Parameter standard deviations for the measured dataset. Figure arrangement is the same as Figure 2

4. Discussion and Conclusions

In this study, we applied PCE UQ to assess the sensitivity of the passive bidomain to variability in ischemic conductivity values. We demonstrated that the transverse conductivity values have little impact on the forward solution in both synthetic and measurement-based datasets. These results suggest that transverse ischemic conductivity does not need to be tuned to generate accurate model output, and can be set to standard values such as those in Table 1.

The standard deviation contributions of intracellular and extracellular longitudinal ischaemic tissue are highest in the area of the extracellular potential elevations, both in the simulated (Figure 1) and the measured datasets (Figure 3). In the measured dataset, we noted that the area of highest standard deviation was a region of high error between the forward solution and measurements (Figure 3. This behavior is particularly evident in the cut plane as we observe the intramyocardial potential maximum is poorly reconstructed using both mean and default forward solutions. This area also corresponds to the highest standard deviation, particularly with respect to changes in the extracellular longitudinal conductivity (Figure 4).

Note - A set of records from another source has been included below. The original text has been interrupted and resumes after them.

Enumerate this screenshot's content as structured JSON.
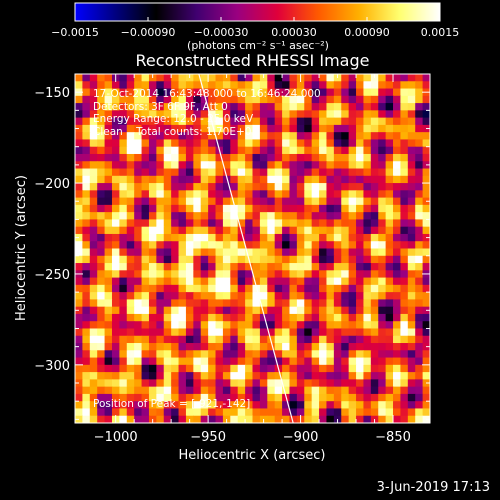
{
  "colorbar": {
    "ticks": [
      "-0.0015",
      "-0.00090",
      "-0.00030",
      "0.00030",
      "0.00090",
      "0.0015"
    ],
    "units": "(photons cm⁻² s⁻¹ asec⁻²)",
    "range": [
      -0.0015,
      0.0015
    ],
    "colormap": [
      "#0000ff",
      "#000080",
      "#000000",
      "#400070",
      "#9a0080",
      "#e0003a",
      "#ff5a00",
      "#ffb000",
      "#ffff70",
      "#ffffff"
    ]
  },
  "plot": {
    "title": "Reconstructed RHESSI Image",
    "annotations": [
      "17-Oct-2014 16:43:48.000 to 16:46:24.000",
      "Detectors: 3F 6F 9F, Att 0",
      "Energy Range: 12.0 - 25.0 keV",
      "Clean    Total counts: 1.70E+03"
    ],
    "peak_label": "Position of Peak = [-921,-142]"
  },
  "footer": {
    "date": "3-Jun-2019 17:13"
  },
  "chart_data": {
    "type": "heatmap",
    "title": "Reconstructed RHESSI Image",
    "xlabel": "Heliocentric X (arcsec)",
    "ylabel": "Heliocentric Y (arcsec)",
    "xlim": [
      -1022,
      -830
    ],
    "ylim": [
      -332,
      -140
    ],
    "x_ticks": [
      -1000,
      -950,
      -900,
      -850
    ],
    "y_ticks": [
      -150,
      -200,
      -250,
      -300
    ],
    "x_tick_labels": [
      "−1000",
      "−950",
      "−900",
      "−850"
    ],
    "y_tick_labels": [
      "−150",
      "−200",
      "−250",
      "−300"
    ],
    "limb_line": {
      "x": [
        -955,
        -904
      ],
      "y": [
        -140,
        -332
      ]
    },
    "peak": [
      -921,
      -142
    ],
    "value_range": [
      -0.0015,
      0.0015
    ]
  }
}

Our synthetic dataset allowed us to examine uncertainty in a controlled setting. We observed that the standard deviation was highest in regions of potential elevation, especially on the epicardium (Figure 1). We also observed that the standard deviation contribution of the extracellular longitudinal conductivity was the predominant factor in the overall standard deviation, whereas the intracellular longitudinal ischemic conductivity had an overall lower effect and was skewed toward the endocardium.

This study was limited to examinations of only a subset of the conductivity ratios used in the passive bidomain. Future studies will expand this investigation to other parameters; however, based on these initial findings, we can likely exclude the transverse ischemic conductivities from future analysis. Additionally, we plan to examine how these parameter uncertainties affect the accuracy of potential reconstructions using measured datasets. The results of these studies may help inform more accurate and compact models of myocardial ischemia that can be translated into other modeling contexts such as ischemic arrhythmogenesis and electrocardiographic imaging.

Acknowledgments

Support for this research came from the NIH-NIGMS Center for Integrative Biomedical Computing (www.sci.utah.edu/cibc), NIH NIGMS grants P41 GM103545 and R24 GM136986, and the Nora Eccles Treadwell Foundation for Cardiovascular Research.